A corrupção também atinge o Judiciário?
Não acredito que haja um grau de corrupção dentro do Judiciário que justifique dizer que ele está comprometido. Existem casos, que são analisados. O que penso é que processo criminal contra magistrado e promotor deveria ter prioridade no julgamento, a bem da imagem da Justiça. Porque um magistrado que pratica ato de corrupção é afastado com proventos integrais. Continua recebendo até o processo transitar em julgado (quando não cabe mais recurso).
O excesso de recursos e instâncias não é também responsável pela morosidade da Justiça? A gente vê muitos processos sobre assuntos ordinários chegando ao STF.

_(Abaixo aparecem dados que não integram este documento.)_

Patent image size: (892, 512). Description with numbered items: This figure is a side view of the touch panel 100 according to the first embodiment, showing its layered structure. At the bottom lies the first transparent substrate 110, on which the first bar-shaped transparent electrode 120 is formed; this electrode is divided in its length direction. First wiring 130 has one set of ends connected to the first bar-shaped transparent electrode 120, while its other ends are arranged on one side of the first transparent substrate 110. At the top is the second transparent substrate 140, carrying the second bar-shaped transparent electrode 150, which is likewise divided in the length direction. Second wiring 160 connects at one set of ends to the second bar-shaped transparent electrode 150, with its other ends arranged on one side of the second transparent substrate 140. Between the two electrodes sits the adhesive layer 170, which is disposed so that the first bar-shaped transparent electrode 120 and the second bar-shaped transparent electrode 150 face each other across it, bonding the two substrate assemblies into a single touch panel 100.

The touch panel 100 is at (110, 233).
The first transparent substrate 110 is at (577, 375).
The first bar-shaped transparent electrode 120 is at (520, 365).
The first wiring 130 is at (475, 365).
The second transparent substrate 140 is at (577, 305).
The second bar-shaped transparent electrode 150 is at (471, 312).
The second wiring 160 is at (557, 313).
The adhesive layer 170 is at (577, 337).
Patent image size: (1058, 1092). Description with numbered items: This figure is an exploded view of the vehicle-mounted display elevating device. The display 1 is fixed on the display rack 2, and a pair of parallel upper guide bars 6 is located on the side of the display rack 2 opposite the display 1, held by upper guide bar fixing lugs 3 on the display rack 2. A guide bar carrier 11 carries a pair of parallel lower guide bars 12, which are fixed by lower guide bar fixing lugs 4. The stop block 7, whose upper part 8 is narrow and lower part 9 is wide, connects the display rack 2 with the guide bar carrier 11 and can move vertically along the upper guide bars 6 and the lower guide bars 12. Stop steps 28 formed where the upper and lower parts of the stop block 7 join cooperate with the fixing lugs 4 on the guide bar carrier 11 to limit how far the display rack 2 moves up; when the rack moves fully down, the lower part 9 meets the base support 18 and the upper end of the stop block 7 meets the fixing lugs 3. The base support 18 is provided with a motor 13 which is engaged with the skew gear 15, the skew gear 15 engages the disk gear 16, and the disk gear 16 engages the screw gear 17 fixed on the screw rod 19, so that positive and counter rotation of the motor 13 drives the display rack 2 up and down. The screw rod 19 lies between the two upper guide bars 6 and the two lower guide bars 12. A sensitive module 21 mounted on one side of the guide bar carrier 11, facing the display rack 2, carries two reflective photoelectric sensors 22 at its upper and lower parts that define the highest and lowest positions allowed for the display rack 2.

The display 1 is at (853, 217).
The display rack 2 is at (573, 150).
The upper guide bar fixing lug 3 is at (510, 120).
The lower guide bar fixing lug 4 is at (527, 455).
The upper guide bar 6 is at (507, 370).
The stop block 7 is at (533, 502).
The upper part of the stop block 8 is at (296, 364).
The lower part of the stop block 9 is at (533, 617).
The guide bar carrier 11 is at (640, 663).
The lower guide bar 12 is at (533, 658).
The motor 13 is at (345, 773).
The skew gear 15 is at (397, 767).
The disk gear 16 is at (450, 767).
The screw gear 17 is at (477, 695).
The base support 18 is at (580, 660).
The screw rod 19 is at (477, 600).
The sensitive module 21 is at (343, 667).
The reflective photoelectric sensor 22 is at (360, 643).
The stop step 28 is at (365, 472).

São duas coisas diferentes. Uma coisa é discutir a competência do STF, do STJ. Outra coisa é: uma vez que a lei assegura o direito de defesa, ver mitigar esse direito. Então se há um excesso de competência do Supremo, do ministro julgar 11 mil processos por ano, então num ambiente adequado, que é no Congresso Nacional, que se discuta essa competência.